Founding Feminists is FMF’s daily herstory column.
April 13, 1970: Grove Press became the third media target of feminists in the past month as activists led by Robin Morgan staged a sit-in today to protest Grove’s sexual exploitation of women in its publications, as well as its union-busting policies.
On March 16th, 46 women employees announced they were suing Newsweek for bias and on March 18th, at least 100 women occupied the offices of The Ladies Home Journal demanding a more relevant and liberated publication.
Emily Goodman, lawyer for the Women’s Liberation Front, which called today’s action, said the final trigger for the takeover was the dismissal of eight employees, six of them women, soon after they attended a union rally and took out union cards on April 5th: “Grove Press won’t let women be anything but secretaries, scrub women and sex symbols,” she said.

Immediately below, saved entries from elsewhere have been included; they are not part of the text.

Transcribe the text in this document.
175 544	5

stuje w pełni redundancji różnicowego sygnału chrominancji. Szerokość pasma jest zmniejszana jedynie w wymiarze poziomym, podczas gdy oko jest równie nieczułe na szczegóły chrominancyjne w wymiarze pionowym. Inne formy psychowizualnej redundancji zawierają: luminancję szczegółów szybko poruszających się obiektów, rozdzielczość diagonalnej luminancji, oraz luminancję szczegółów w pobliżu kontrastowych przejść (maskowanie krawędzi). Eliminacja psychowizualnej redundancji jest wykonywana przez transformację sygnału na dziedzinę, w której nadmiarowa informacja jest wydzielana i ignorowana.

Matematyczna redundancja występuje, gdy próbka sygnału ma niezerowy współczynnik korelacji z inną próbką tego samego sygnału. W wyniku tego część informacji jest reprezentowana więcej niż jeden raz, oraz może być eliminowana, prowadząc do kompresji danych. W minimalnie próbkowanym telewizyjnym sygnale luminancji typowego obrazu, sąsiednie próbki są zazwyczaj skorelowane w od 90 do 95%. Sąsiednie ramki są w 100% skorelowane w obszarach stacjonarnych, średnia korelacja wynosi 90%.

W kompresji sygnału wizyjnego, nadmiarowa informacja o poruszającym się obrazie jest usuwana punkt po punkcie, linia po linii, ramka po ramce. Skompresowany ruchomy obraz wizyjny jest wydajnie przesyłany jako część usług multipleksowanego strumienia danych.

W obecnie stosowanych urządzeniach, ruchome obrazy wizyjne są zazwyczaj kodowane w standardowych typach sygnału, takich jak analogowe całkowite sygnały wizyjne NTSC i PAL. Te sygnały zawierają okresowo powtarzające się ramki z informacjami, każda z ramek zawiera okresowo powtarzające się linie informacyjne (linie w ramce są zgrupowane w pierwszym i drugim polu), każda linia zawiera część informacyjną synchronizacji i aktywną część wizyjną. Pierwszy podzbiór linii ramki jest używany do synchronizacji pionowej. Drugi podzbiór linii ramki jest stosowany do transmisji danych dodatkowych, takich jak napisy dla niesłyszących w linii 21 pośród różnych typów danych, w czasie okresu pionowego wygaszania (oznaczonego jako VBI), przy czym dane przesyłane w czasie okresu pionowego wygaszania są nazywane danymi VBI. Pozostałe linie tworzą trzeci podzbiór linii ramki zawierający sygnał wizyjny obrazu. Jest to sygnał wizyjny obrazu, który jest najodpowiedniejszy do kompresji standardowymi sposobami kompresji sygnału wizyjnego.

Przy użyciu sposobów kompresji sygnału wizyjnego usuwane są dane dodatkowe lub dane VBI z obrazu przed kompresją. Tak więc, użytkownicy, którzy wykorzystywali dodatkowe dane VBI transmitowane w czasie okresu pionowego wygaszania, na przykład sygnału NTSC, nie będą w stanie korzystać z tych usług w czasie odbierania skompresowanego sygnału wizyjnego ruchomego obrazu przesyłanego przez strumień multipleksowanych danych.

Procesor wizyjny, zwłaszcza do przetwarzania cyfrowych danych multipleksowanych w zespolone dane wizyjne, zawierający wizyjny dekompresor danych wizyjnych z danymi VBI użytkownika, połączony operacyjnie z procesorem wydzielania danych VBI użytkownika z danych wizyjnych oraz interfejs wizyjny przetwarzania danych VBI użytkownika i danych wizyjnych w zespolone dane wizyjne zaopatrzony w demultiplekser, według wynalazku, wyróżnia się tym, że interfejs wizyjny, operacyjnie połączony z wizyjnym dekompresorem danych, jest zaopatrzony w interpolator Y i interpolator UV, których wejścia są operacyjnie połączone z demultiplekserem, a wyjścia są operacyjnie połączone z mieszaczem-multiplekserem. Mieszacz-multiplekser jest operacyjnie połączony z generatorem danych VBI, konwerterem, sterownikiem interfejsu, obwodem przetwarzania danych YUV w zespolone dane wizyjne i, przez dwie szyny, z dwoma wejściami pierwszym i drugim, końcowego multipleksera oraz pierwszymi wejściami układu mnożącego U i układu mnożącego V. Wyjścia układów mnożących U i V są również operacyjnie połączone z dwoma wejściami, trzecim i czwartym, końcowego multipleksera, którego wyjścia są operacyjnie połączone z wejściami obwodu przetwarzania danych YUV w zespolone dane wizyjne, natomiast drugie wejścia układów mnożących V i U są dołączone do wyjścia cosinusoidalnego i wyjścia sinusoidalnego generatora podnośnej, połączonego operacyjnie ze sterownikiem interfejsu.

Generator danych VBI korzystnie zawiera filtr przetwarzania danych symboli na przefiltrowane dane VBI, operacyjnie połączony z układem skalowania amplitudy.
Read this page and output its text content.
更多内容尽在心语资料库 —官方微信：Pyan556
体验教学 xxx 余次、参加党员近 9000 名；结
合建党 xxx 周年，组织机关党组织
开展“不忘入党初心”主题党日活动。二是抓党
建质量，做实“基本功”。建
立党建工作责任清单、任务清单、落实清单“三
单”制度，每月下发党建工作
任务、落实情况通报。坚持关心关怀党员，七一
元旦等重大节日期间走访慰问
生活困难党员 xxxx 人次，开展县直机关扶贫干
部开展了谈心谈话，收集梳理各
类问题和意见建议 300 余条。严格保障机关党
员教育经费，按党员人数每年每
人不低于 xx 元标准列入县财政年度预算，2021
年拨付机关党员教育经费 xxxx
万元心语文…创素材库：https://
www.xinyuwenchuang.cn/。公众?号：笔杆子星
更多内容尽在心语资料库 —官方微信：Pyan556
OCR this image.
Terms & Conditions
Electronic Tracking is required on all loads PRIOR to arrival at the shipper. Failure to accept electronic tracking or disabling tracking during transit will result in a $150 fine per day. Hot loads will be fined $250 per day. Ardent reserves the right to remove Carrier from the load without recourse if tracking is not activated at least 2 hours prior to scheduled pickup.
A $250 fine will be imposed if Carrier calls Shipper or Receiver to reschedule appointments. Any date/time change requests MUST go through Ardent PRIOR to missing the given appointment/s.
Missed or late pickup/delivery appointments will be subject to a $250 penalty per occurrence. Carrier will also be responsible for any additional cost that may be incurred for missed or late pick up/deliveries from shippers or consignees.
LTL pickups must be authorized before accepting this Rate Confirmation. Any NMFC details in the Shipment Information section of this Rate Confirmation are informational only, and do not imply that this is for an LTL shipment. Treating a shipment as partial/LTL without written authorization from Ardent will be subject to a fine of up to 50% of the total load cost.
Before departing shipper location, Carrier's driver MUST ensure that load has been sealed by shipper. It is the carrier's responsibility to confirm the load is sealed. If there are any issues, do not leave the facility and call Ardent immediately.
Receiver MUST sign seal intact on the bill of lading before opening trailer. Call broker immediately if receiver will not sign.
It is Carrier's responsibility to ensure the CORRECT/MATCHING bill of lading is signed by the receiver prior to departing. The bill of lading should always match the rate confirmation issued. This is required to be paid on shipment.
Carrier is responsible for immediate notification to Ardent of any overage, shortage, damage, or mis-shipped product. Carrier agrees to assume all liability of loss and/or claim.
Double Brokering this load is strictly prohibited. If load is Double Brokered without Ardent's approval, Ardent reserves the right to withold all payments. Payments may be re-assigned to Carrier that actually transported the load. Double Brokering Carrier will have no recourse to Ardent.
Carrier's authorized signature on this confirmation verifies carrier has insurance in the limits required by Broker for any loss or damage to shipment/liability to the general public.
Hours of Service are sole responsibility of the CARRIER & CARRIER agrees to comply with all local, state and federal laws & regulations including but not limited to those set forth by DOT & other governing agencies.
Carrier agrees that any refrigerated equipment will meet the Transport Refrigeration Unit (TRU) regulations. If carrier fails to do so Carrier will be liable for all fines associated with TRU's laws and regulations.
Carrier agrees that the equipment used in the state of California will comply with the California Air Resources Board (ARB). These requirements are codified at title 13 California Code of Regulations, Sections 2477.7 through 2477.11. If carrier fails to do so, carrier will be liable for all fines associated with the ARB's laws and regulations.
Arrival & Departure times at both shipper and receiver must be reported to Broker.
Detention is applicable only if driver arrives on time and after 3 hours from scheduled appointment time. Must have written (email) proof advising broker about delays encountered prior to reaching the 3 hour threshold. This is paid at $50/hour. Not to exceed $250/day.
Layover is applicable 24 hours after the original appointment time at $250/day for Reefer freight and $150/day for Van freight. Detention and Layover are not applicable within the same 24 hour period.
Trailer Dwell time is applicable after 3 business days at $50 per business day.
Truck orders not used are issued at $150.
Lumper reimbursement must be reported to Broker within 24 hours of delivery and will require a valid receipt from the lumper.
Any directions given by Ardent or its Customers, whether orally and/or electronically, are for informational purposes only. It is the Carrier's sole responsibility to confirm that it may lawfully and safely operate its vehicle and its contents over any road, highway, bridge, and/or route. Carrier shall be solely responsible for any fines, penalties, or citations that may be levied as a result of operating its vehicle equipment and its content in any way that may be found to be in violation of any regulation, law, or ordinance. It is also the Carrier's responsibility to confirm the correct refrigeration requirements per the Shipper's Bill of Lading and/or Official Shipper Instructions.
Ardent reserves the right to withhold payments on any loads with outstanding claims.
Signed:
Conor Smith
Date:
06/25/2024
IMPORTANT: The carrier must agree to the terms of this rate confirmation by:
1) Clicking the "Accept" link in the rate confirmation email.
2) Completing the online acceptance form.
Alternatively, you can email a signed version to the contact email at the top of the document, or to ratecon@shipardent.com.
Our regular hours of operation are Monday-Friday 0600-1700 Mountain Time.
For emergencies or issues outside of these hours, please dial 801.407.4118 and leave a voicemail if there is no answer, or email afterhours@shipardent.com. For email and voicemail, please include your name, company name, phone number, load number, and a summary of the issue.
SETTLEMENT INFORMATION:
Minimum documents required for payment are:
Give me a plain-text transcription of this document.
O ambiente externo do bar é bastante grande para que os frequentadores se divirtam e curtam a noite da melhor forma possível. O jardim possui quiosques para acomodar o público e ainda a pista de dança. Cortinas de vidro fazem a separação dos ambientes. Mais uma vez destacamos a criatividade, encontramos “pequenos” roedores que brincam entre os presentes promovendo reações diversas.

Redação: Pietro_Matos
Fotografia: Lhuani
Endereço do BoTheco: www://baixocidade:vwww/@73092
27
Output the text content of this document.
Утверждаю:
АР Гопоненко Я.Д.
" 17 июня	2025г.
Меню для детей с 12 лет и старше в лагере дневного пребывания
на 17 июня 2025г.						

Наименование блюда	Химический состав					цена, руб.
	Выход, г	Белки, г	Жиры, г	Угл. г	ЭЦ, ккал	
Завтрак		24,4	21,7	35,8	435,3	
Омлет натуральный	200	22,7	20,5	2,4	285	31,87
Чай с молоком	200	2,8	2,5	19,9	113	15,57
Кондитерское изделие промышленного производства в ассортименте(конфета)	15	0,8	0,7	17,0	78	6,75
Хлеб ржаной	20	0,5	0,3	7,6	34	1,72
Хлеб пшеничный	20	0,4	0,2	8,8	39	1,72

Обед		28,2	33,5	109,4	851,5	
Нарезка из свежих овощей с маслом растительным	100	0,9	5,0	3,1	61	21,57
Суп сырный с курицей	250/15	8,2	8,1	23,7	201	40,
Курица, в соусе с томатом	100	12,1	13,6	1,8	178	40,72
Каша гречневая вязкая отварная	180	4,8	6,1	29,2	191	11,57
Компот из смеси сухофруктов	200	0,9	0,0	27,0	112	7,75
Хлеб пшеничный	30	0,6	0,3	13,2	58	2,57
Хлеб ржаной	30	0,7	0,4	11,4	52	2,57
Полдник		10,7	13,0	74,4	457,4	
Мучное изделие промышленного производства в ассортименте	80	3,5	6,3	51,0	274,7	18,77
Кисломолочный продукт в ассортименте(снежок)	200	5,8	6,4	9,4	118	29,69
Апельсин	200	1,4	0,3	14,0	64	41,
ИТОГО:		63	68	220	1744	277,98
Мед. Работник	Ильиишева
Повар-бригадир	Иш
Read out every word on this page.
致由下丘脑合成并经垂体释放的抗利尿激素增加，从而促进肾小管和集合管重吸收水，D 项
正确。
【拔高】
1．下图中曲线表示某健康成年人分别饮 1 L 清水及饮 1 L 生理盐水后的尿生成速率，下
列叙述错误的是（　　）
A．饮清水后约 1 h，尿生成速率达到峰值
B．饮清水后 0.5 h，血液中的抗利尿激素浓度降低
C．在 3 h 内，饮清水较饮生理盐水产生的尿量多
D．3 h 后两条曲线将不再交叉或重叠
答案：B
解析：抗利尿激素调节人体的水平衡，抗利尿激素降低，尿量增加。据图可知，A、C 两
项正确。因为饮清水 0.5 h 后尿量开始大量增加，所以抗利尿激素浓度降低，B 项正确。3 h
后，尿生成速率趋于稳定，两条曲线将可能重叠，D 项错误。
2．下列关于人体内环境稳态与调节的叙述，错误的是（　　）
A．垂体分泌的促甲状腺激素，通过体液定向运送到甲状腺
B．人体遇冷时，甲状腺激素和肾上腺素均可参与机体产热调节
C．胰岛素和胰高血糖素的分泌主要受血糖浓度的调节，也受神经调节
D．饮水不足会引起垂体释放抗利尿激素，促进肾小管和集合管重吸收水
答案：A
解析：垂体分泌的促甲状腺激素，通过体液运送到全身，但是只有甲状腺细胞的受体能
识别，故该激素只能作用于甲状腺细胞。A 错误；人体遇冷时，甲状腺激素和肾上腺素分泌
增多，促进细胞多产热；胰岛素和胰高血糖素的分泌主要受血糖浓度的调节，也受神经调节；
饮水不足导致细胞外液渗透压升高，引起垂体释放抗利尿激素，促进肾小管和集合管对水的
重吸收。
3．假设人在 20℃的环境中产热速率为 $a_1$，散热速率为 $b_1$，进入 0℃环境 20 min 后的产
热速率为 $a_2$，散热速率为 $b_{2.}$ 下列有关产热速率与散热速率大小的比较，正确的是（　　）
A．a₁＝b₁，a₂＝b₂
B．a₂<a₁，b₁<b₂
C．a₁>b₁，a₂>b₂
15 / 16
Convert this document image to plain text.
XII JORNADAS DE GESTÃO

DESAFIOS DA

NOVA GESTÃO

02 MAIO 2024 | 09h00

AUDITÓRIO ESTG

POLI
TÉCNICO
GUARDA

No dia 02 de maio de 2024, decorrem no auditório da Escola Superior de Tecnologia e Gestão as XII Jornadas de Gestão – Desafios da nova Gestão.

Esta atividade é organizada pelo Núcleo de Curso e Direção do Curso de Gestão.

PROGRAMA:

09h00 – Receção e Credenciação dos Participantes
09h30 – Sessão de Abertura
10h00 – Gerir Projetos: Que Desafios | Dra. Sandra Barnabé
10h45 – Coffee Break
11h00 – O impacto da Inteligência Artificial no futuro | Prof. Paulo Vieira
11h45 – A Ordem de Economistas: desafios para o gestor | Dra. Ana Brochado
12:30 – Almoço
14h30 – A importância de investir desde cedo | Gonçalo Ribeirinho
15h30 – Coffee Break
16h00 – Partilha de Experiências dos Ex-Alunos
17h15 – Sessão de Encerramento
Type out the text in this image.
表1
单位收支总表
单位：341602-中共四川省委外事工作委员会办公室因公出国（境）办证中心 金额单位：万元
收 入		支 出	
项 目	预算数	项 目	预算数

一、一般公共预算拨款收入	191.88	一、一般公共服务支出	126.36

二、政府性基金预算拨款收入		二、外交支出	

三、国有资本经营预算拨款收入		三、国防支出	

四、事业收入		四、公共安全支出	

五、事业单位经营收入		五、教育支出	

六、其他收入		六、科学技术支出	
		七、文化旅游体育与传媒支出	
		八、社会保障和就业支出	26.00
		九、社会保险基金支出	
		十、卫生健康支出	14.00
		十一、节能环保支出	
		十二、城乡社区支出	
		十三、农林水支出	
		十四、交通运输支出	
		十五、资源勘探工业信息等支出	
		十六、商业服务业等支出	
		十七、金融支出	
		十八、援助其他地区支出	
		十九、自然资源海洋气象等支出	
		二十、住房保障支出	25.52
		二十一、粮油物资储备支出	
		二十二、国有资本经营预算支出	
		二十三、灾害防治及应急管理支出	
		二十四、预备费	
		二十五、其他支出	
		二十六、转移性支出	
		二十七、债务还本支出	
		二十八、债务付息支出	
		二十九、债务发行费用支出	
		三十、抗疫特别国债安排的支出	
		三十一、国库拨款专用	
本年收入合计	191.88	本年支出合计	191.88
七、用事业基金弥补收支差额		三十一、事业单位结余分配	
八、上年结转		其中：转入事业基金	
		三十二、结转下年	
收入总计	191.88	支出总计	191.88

The demonstration began at 8 a.m. and after the firm’s executive offices were seized, a banner reading “GROVE LIBERATED BY WOMEN FOR WOMEN” was hung from the window. Coincidentally, a union group was holding a street protest over the firings as well, so the two groups exchanged shouts of support.
Among the demands made by the demonstrators were that Grove establish child-care centers for its employees and that Grove’s profits from “The Autobiography of Malcolm X” be turned over to the Black community. And because Grove “earned millions off the basic theme of humiliating, degrading and dehumanizing women through sadomasochistic literature and pornographic films,” the protesters demanded that profits from Grove’s erotica go to help women who are victimized by the images it shows, suggesting donations go to programs to help women who have been raped, or a defense fund for prostitutes, as two examples.